How increase in cess has affected Coletta's business
Coletta Nyairebu,32, is a businesswoman who has been running her fish business for the past two years. Her fish stand, amongst other businesses is located along a busy side of the road in Nairobi’s ‘Chocolate city’ - Sarangombe Kibra. We are seated in her single room; one she shares with her two children, evident from the baby clothes lying on the bed on the extreme left. Some cups with traces of tea sit on the floor. Coletta starts her day at 4.30 a.m. prepares her children for school and heads off to buy fish.

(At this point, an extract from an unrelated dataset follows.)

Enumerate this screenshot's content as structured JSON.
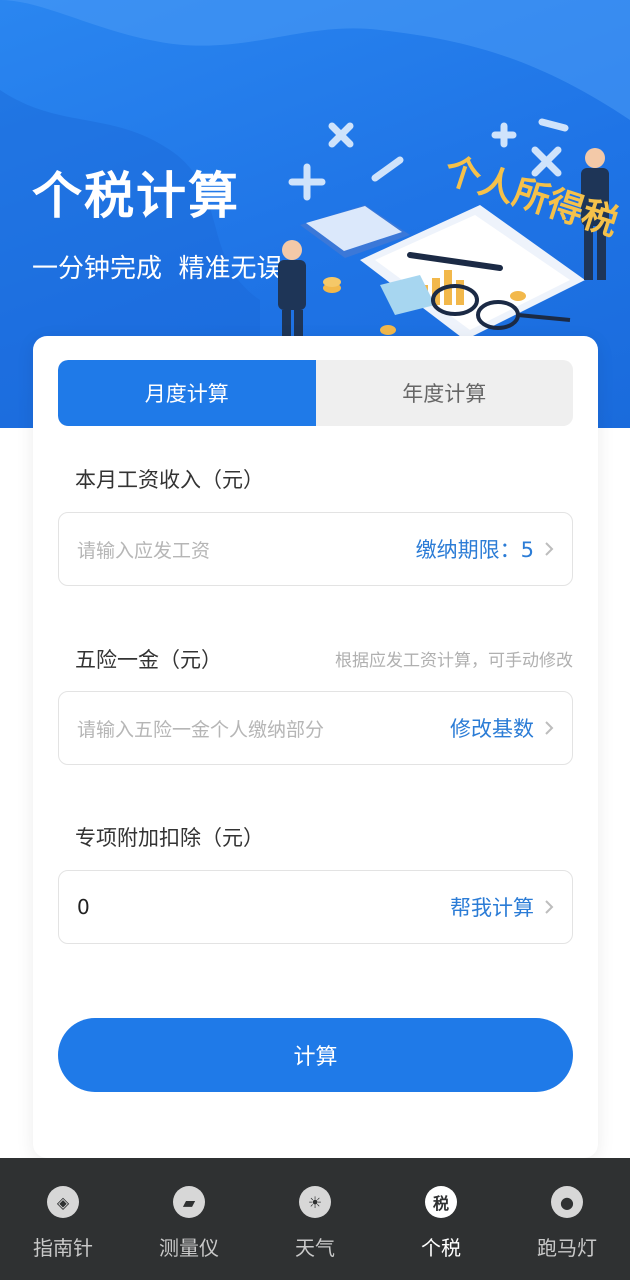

She is a small business owner, with early mornings and late evenings, so as to provide for herself and her children.
Being a small business trader, Coletta is not spared from paying cess, which is collected twice every week by the County Government or market management - a fee that is not easy to come by.
“I buy a Kilo of fish at KES 220 that means that one fish is KES 30, I sell the fish for KES 70 I make KES 40 from each fish. Sometimes I lower the price of fish so that my clients can afford. The profit I make form my sales, I use it to pay for garbage collection, water and security services “I used to pay cess of KES 25 but we now pay KES 50 (about fifty cents US dollars) twice a week.”
The increase in cess has affected the prices of food, “We have to increase the food prices to be able to make profit while still paying cess,” she says. This has greatly affected her business. She finds it hard to do as much as she would want for her family because tax has become an expense. She has to split monies made between feeding her children, paying school fees and paying cess.
Sometimes she has rough days when it rains, or when she doesn’t have enough money to buy her raw fish. Such days are tough, but she strives to make ends meet and hopes that one day, her value for money will bear results.
“I hope that from the cess we pay, I will one day be able to run my business from a place with a shed, never have to incur garbage collection expenses, better yet have access to better toilets and have security for me and my business,” says Coletta.